Sand Cloud are passionate about protecting the oceans. They are committed to using sustainable and donating a portion of all sales to marine conservation charities. From packaging to products, everything is designed with sustainability in mind. Their charitable partnerships include Marine Conservation Institute, Surfrider Foundation, Pacific Marine Mamal Centre, San Diego Coastkeeper, Hawaii Wildlife Fund, and Ocean Connectors.

Prana

Woman in ancient ruins

Clothing for Positive Change’

Based: Carlsbad, California, US.

Product Range: Men and women’s yoga clothing, climbing and hiking apparel, swimwear and athleisure wear

Size Range: XS – XL

Price Range: $$

Ethos: Animal welfare, inclusivity, circularity, climate change, fair trade, social responsibility, ethical fibres and materials

Prana believe that together, we can outfit our adventures with respect for the planet and its people. And so, from the farm to the factory and our closets, it is everyone’s responsibility to positively change the way clothing is made. They follow the 5 Freedoms Act – the gold standard in humane treatment of animals under human control. That means any farm-raised, animal-derived material they use must comply with a set of strict standards. They work to extend the life of their clothing and divert textiles from the landfill by repairing or renewing existing products, restoring their wearability before re-selling.

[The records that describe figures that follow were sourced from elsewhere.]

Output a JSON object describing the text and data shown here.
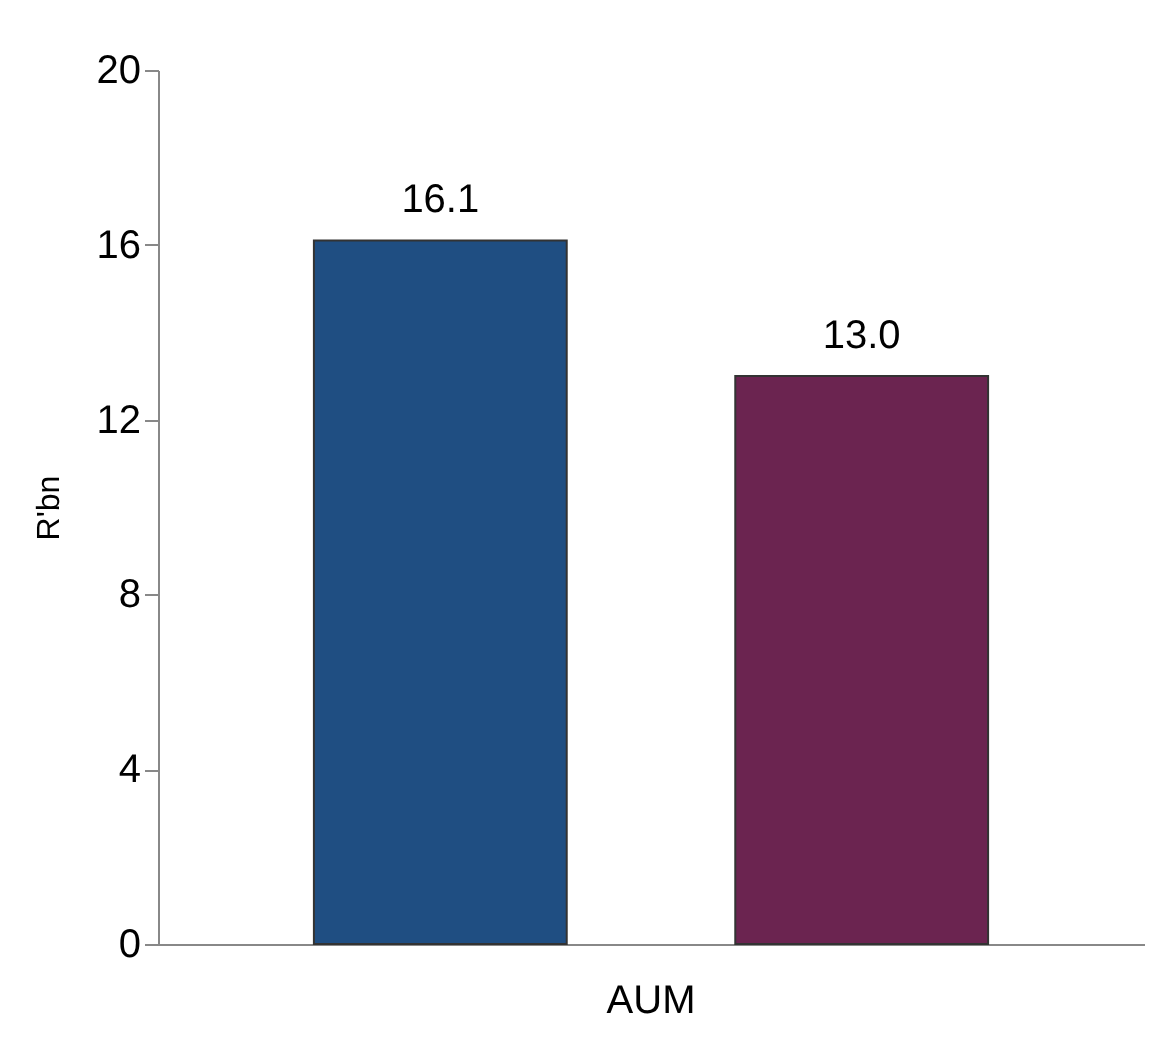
{
  "chart_data": {
    "type": "bar",
    "ylabel": "R'bn",
    "categories": [
      "AUM"
    ],
    "series": [
      {
        "color": "#1f4e82",
        "values": [
          16.1
        ],
        "value_labels": [
          "16.1"
        ]
      },
      {
        "color": "#6b2450",
        "values": [
          13.0
        ],
        "value_labels": [
          "13.0"
        ]
      }
    ],
    "ylim": [
      0,
      20
    ],
    "yticks": [
      0,
      4,
      8,
      12,
      16,
      20
    ],
    "grid": false,
    "legend": false
  }
}
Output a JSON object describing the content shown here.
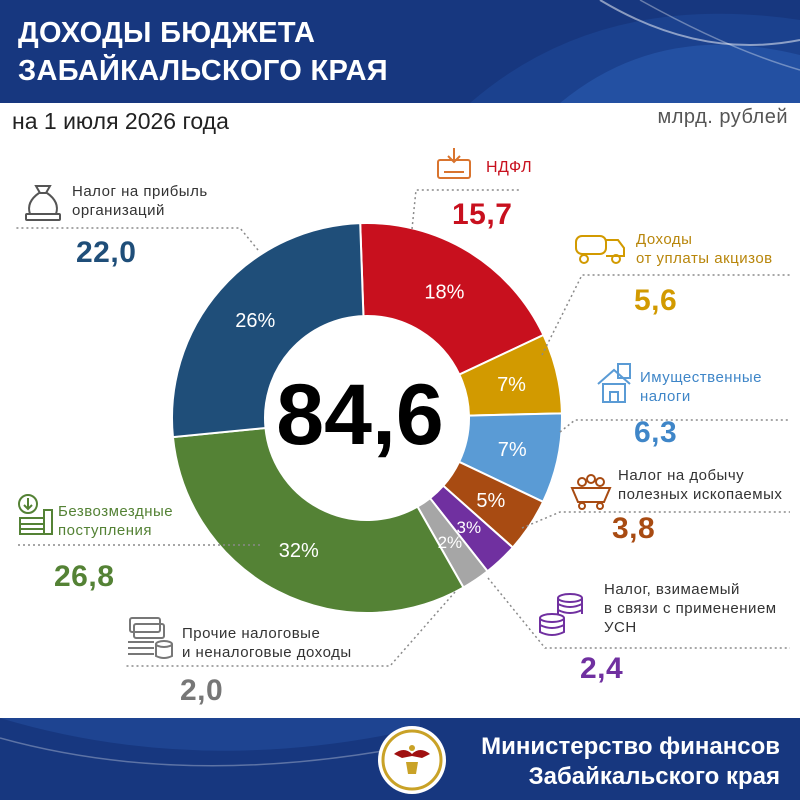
{
  "header": {
    "title_line1": "ДОХОДЫ БЮДЖЕТА",
    "title_line2": "ЗАБАЙКАЛЬСКОГО КРАЯ"
  },
  "subtitle": "на 1 июля 2026 года",
  "units": "млрд. рублей",
  "total": "84,6",
  "footer": {
    "line1": "Министерство финансов",
    "line2": "Забайкальского края"
  },
  "colors": {
    "header_bg": "#17377f"
  },
  "chart_data": {
    "type": "pie",
    "donut": true,
    "center_label": "84,6",
    "slices": [
      {
        "name": "НДФЛ",
        "value_label": "15,7",
        "value": 15.7,
        "percent_label": "18%",
        "percent": 18,
        "color": "#c8101e"
      },
      {
        "name": "Доходы от уплаты акцизов",
        "value_label": "5,6",
        "value": 5.6,
        "percent_label": "7%",
        "percent": 7,
        "color": "#d29a00"
      },
      {
        "name": "Имущественные налоги",
        "value_label": "6,3",
        "value": 6.3,
        "percent_label": "7%",
        "percent": 7,
        "color": "#5a9bd5"
      },
      {
        "name": "Налог на добычу полезных ископаемых",
        "value_label": "3,8",
        "value": 3.8,
        "percent_label": "5%",
        "percent": 5,
        "color": "#a84b12"
      },
      {
        "name": "Налог, взимаемый в связи с применением УСН",
        "value_label": "2,4",
        "value": 2.4,
        "percent_label": "3%",
        "percent": 3,
        "color": "#7030a0"
      },
      {
        "name": "Прочие налоговые и неналоговые доходы",
        "value_label": "2,0",
        "value": 2.0,
        "percent_label": "2%",
        "percent": 2,
        "color": "#a6a6a6"
      },
      {
        "name": "Безвозмездные поступления",
        "value_label": "26,8",
        "value": 26.8,
        "percent_label": "32%",
        "percent": 32,
        "color": "#548235"
      },
      {
        "name": "Налог на прибыль организаций",
        "value_label": "22,0",
        "value": 22.0,
        "percent_label": "26%",
        "percent": 26,
        "color": "#1f4e79"
      }
    ]
  },
  "labels": {
    "ndfl": "НДФЛ",
    "excise_l1": "Доходы",
    "excise_l2": "от уплаты акцизов",
    "property_l1": "Имущественные",
    "property_l2": "налоги",
    "mining_l1": "Налог на добычу",
    "mining_l2": "полезных ископаемых",
    "usn_l1": "Налог, взимаемый",
    "usn_l2": "в связи с применением",
    "usn_l3": "УСН",
    "other_l1": "Прочие налоговые",
    "other_l2": "и неналоговые доходы",
    "grants_l1": "Безвозмездные",
    "grants_l2": "поступления",
    "profit_l1": "Налог на прибыль",
    "profit_l2": "организаций"
  },
  "icons": [
    "money-bag-icon",
    "tax-document-icon",
    "fuel-truck-icon",
    "house-icon",
    "mining-cart-icon",
    "coin-stack-icon",
    "banknote-stack-icon",
    "incoming-money-icon",
    "ministry-logo"
  ]
}
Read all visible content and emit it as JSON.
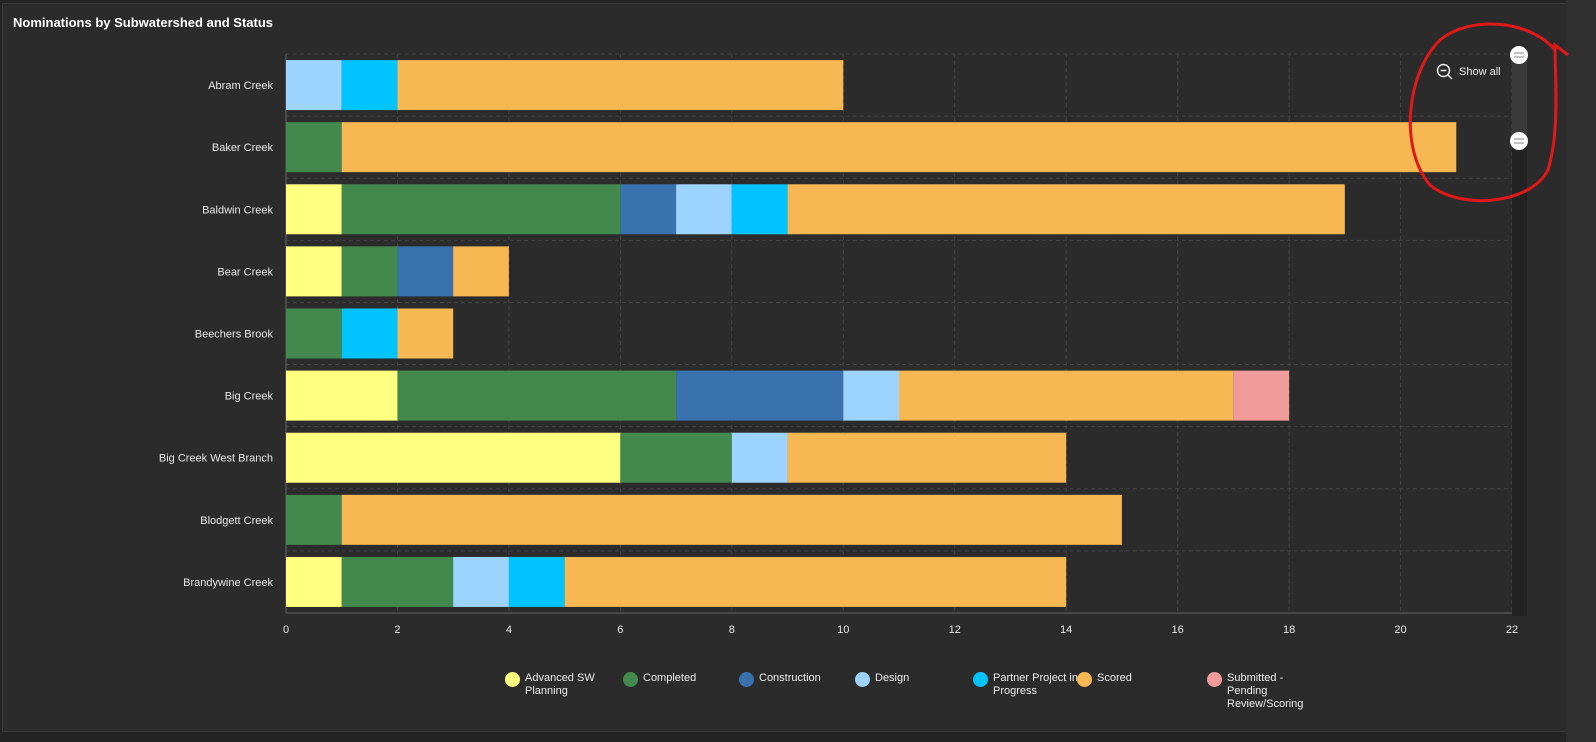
{
  "panel": {
    "title": "Nominations by Subwatershed and Status"
  },
  "zoom_control": {
    "label": "Show all",
    "icon": "zoom-out-icon"
  },
  "chart_data": {
    "type": "bar",
    "orientation": "horizontal",
    "stacked": true,
    "title": "Nominations by Subwatershed and Status",
    "categories": [
      "Abram Creek",
      "Baker Creek",
      "Baldwin Creek",
      "Bear Creek",
      "Beechers Brook",
      "Big Creek",
      "Big Creek West Branch",
      "Blodgett Creek",
      "Brandywine Creek"
    ],
    "xlim": [
      0,
      22
    ],
    "xticks": [
      "0",
      "2",
      "4",
      "6",
      "8",
      "10",
      "12",
      "14",
      "16",
      "18",
      "20",
      "22"
    ],
    "grid": true,
    "legend_position": "bottom",
    "series": [
      {
        "name": "Advanced SW Planning",
        "color": "#ffff80",
        "values": [
          0,
          0,
          1,
          1,
          0,
          2,
          6,
          0,
          1
        ]
      },
      {
        "name": "Completed",
        "color": "#43894e",
        "values": [
          0,
          1,
          5,
          1,
          1,
          5,
          2,
          1,
          2
        ]
      },
      {
        "name": "Construction",
        "color": "#3a72b0",
        "values": [
          0,
          0,
          1,
          1,
          0,
          3,
          0,
          0,
          0
        ]
      },
      {
        "name": "Design",
        "color": "#9dd3ff",
        "values": [
          1,
          0,
          1,
          0,
          0,
          1,
          1,
          0,
          1
        ]
      },
      {
        "name": "Partner Project in Progress",
        "color": "#00c3ff",
        "values": [
          1,
          0,
          1,
          0,
          1,
          0,
          0,
          0,
          1
        ]
      },
      {
        "name": "Scored",
        "color": "#f7b752",
        "values": [
          8,
          20,
          10,
          1,
          1,
          6,
          5,
          14,
          9
        ]
      },
      {
        "name": "Submitted - Pending Review/Scoring",
        "color": "#f09a9a",
        "values": [
          0,
          0,
          0,
          0,
          0,
          1,
          0,
          0,
          0
        ]
      }
    ]
  }
}
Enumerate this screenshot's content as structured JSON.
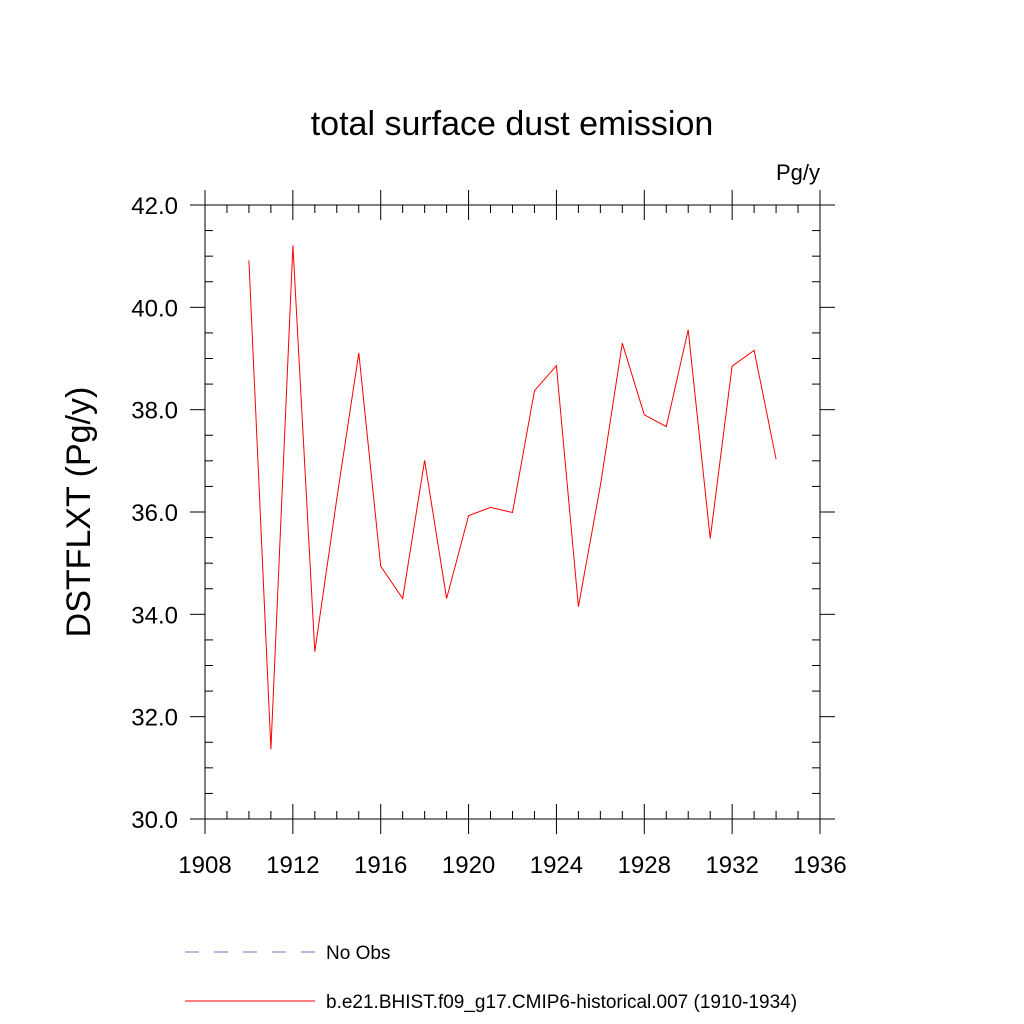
{
  "chart_data": {
    "type": "line",
    "title": "total surface dust emission",
    "units_label": "Pg/y",
    "ylabel": "DSTFLXT  (Pg/y)",
    "xlabel": "",
    "xlim": [
      1908,
      1936
    ],
    "ylim": [
      30.0,
      42.0
    ],
    "x_ticks": [
      1908,
      1912,
      1916,
      1920,
      1924,
      1928,
      1932,
      1936
    ],
    "x_tick_labels": [
      "1908",
      "1912",
      "1916",
      "1920",
      "1924",
      "1928",
      "1932",
      "1936"
    ],
    "y_ticks": [
      30,
      32,
      34,
      36,
      38,
      40,
      42
    ],
    "y_tick_labels": [
      "30.0",
      "32.0",
      "34.0",
      "36.0",
      "38.0",
      "40.0",
      "42.0"
    ],
    "grid": false,
    "legend_position": "bottom",
    "series": [
      {
        "name": "b.e21.BHIST.f09_g17.CMIP6-historical.007 (1910-1934)",
        "color": "#ff0000",
        "style": "solid",
        "x": [
          1910,
          1911,
          1912,
          1913,
          1914,
          1915,
          1916,
          1917,
          1918,
          1919,
          1920,
          1921,
          1922,
          1923,
          1924,
          1925,
          1926,
          1927,
          1928,
          1929,
          1930,
          1931,
          1932,
          1933,
          1934
        ],
        "y": [
          40.92,
          31.36,
          41.21,
          33.27,
          36.26,
          39.11,
          34.94,
          34.31,
          37.01,
          34.31,
          35.93,
          36.09,
          35.99,
          38.37,
          38.86,
          34.15,
          36.52,
          39.3,
          37.9,
          37.67,
          39.56,
          35.48,
          38.85,
          39.16,
          37.03
        ]
      },
      {
        "name": "No Obs",
        "color": "#7b68c6",
        "style": "dashed",
        "x": [],
        "y": []
      }
    ]
  }
}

And, with their Clothing for Positive Change movement, they ensure ethical production practices.

Organic Basics

Young couple sitting on pier

Based: Copenhagen, Denmark.

Product Range: Women and men’s gym wear and athleisure wear

Size Range: XS – XL

Price Range: $$- $$$

Ethos: innovation, organic cotton, ethical working conditions, low impact practices, activism and ethical partnerships

Organic Basics have an impressive range of sustainability initiatives – including a low impact website option. Their products are made in Europe with eco-certified materials. If you are looking to stock up on wearable pieces, their conscious everyday essentials can be brought in packs. From yoga pants made from recyclable materials, active wear with high performance properties, and loungewear made from soft, natural fibres, this brand covers all the basics.